Рядом на низком столике – плоский блестящий и черный браунинг и маленький заряд, с капсюлей, вдавленной от удара курка. Точно при блеске молнии я снова переживаю только что пережитые мною ужасные мгновения… стиснутые зубы… закрытые глаза… нажатый курок… осечку…
Тогда я схватываю портрет, внезапно возненавидев эту женщину, разрываю его с бешенством, бросаю неравные куски в пламя камина и смотрю со жгучей радостью, как они горят, а лицо мое озаряют отблески их пламени.

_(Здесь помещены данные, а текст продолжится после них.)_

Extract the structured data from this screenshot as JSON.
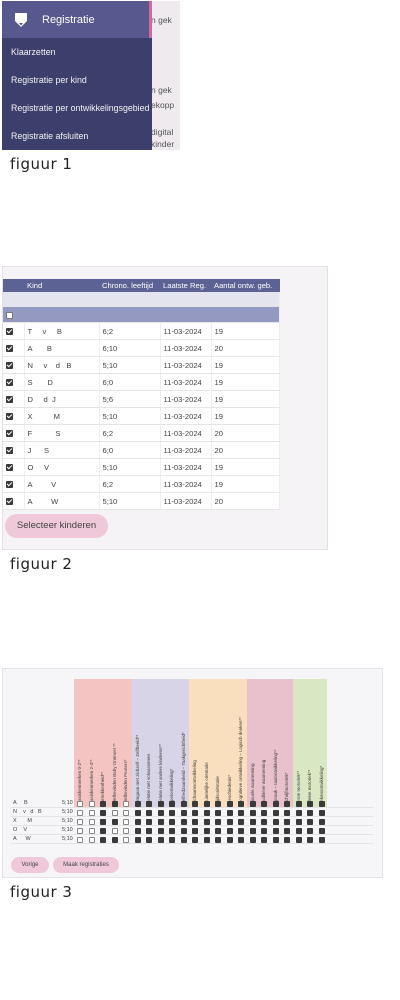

Отомстить! Отомстить! О! Как я буду бороться, чтобы завоевать власть, – и отомстить!.. отомстить!.. отомстить!..
Глава II
Один знает – пять желают
– Смирно, Табаро! Смирно, старый пес! Это еще не твой хозяин; это только ветер стучится в окно.
Плохо убежденный этими словами, громадный пес обнюхивает порог, за которым тяжелая дубовая створка двери обита гвоздями, нетерпеливо визжит, нервно зевает и медленно возвращается греться, растянувшись на каменных плитах перед огромным очагом, где огонь пожирает толстые поленья каштанового дерева.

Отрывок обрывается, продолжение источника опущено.